I suspect that the reason the editor published the study is because the magnitude
of the findings were so large that she felt it was important for the field
to know about, even though the sample size was small.
Important - As noted in my introduction to this issue, even
though this study indicates that adolescent males drive more safely when
receiving Concerta than when receiving immediate release methylphenidate,
it cannot be concluded that Concerta is superior to other long acting ADHD
medications, e.g., Adderall XR, Ritalin LA, Strattera, as these compounds
were not tested. It is quite possible that these other medications
would be just as effective as Concerta in promoting better driving by teens
during the evening hours. Results from this study should also not be
used to suggest that all adolescent males with ADHD should receive medication
treatment.
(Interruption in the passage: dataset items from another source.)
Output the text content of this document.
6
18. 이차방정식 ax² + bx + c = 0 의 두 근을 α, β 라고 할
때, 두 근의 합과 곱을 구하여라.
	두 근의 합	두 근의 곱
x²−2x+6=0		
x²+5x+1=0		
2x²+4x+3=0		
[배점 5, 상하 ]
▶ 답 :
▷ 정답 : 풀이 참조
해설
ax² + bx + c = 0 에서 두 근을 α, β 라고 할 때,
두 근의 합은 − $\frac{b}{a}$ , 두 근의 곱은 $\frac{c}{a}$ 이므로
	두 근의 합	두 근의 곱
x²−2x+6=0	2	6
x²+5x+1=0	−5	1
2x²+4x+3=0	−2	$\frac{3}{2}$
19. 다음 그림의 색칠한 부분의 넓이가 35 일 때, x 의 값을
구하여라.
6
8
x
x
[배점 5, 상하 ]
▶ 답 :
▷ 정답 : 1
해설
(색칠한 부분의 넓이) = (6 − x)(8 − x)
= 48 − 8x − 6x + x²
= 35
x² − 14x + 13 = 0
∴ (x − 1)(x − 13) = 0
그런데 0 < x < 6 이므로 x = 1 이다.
The impact of treatment on adolescents' driving is only
one of several considerations when deciding on the most appropriate treatment
for an individual teen, and not all teens will have a positive response to
Other interventions, particularly well-conducted behavior therapy,
have been shown to be effective in managing ADHD symptoms. I am not
aware, however, of studies that have examined whether non-medical interventions
also improve the driving safety of teens with ADHD. Studies of non-medical
interventions to improve driving in teens with ADHD would thus be important
to pursue, especially since not all teens will be helped by medication, some
experience intolerable side effects, and some may be unwilling to take medication
regardless of whether it is helpful. Such work could be quite helpful
to parents as they seek the most effective ways to promote safe driving in
their teenage children who have ADHD.